Christos Matskas joins us to talk about Logic Apps, Functions, Notification Hubs and more for your mobile app.
It weakens the appeal of Xamarin for me if it works better with Azure than with other service providers. Is that the case or am I reading too much into the heading?
I wouldn’t want to help Microsoft rebuild a monopoly based on services rather than products, any more than I would Apple, Google, Amazon or Canonical. I don’t use FOSS for the free beer but for the freedom of choice. IBM made the transition from monopolist to open standards advocate very successfully. I’d like to see Microsoft do the same. I think they are perfectly capable of winning in a free market, even if they play fairly.
It’s not like that. Xamarin will work equally well with any back-end provider or service. The way I do stuff, it’s all REST anyway and I deliberately have no strong coupling between client and server.
It’s about the tooling - now that Xamarin is part of Microsoft it is easier to spin up Azure services and do end-to-end debugging from within the IDE. So it’s easier to prototype, and for Enterprise developers it would be a way to get functionality quickly.
Yes, that’s what I mean. Just as it ‘became easier’ to use Word rather than Wordperfect, and Excel rather than Lotus 1-2-3, and IE rather than Netscape, even though none of them were the best products. They integrated better, because Microsoft didn’t support connections to competitors products and legally protected their interfaces from competitors.

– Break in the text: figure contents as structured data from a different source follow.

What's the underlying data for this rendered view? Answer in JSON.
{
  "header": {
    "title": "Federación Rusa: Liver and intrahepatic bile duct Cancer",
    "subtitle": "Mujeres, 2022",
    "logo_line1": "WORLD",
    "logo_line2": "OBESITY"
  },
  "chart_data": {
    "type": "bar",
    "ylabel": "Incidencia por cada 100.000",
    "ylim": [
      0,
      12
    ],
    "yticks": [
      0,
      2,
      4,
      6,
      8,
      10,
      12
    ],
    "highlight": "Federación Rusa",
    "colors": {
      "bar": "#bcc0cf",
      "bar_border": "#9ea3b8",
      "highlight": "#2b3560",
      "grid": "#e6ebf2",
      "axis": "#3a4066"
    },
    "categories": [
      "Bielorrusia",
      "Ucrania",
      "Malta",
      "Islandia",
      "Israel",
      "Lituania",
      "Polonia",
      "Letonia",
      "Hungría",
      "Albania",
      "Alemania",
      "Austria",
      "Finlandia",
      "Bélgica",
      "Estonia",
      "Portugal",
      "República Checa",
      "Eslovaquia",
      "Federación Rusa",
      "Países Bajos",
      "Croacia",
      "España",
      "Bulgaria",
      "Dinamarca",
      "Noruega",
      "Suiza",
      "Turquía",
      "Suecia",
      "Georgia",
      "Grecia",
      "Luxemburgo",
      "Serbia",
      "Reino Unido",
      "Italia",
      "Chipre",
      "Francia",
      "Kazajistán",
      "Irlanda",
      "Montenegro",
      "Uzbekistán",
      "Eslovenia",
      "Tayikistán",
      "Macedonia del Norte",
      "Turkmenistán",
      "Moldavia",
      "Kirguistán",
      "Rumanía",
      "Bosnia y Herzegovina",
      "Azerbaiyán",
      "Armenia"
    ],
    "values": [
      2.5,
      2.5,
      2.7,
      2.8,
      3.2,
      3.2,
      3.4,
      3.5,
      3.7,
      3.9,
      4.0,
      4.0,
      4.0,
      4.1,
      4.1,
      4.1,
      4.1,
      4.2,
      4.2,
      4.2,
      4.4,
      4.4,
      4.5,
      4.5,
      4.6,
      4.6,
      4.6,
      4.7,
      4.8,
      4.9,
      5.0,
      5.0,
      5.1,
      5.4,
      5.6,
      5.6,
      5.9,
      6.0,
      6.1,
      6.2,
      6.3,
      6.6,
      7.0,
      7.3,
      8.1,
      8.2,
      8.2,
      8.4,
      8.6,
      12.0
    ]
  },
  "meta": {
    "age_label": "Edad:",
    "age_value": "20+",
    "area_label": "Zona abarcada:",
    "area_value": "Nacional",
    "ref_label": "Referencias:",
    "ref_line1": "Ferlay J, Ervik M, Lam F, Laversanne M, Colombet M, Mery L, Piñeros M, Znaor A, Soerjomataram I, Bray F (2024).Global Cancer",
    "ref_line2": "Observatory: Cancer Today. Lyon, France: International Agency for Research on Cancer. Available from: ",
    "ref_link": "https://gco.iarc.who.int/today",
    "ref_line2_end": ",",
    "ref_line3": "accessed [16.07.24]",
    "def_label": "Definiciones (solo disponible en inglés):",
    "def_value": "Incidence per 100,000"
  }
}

I’m not saying Azure isn’t the best product. I don’t know. I just like Microsoft better when they play nicely. They do sometimes but then they fall back to old habits so I can’t trust them, until it’s easier just to have nothing to do with them. They have to decide whether to be an IBM mainframe with MVS or an RS/6000 with AIX.
That’s a really interesting point. It makes me think that design decisions are sometimes made for semi-justifiable emotional reasons rather than exclusively technical ones. I’d add that this is not necessarily wrong - the likes of Microsoft will certainly have lost a lot of potential followers of their tech who will never be sure if their (ahem, alleged) anti-competitive practices have come to an end.
I mean, I enjoy software engineering, and I’d learn .net or Azure if it was the only way I could put food on the table with my tech skills. But I wonder if I feel like I am acquiescing to a corporate bully if I go in that direction, even if they’re now spotless. Oddly, I think exactly the same about Google, and they used to be regarded as a cheeky young upstart.
As Microsoft were the cheeky young upstarts when they outmanoeuvred IBM to sell MS-DOS to their competitors and slash PC prices for customers, while killing the Unix workstation market in the process.
I’ve also worked in enough large companies to know a company doesn’t have an opinion. There will be competing internal factions, fighting to shape the company in their own image. There will be Open idealists trying to change the company and wizened old market executives whispering in accountants’ ears that they could double profits within 3 months and it’s what Bill would do.
I just spent 2 days at Microsoft’s Future Decoded conference down in London. We live in interesting times.
Fascinating to see what has changed dramatically and what is the same as always…
Isn’t that a sad little boy, desperately trying to cling to the top of the tree to show how big he is?
I like Bill Gates a lot more since he realised he had enough money and there were better ways to prove that than how many toys you have.
Had a long discussion about his after HydraHack last night with @sil - I think the consensus was that that the attitude at the top of microsoft has changed dramatically for the better. The people doing the work are sensible and have the right intentions as they pretty much always have been. But in the middle there is still a “big wall of blancmange” that hasn’t changed.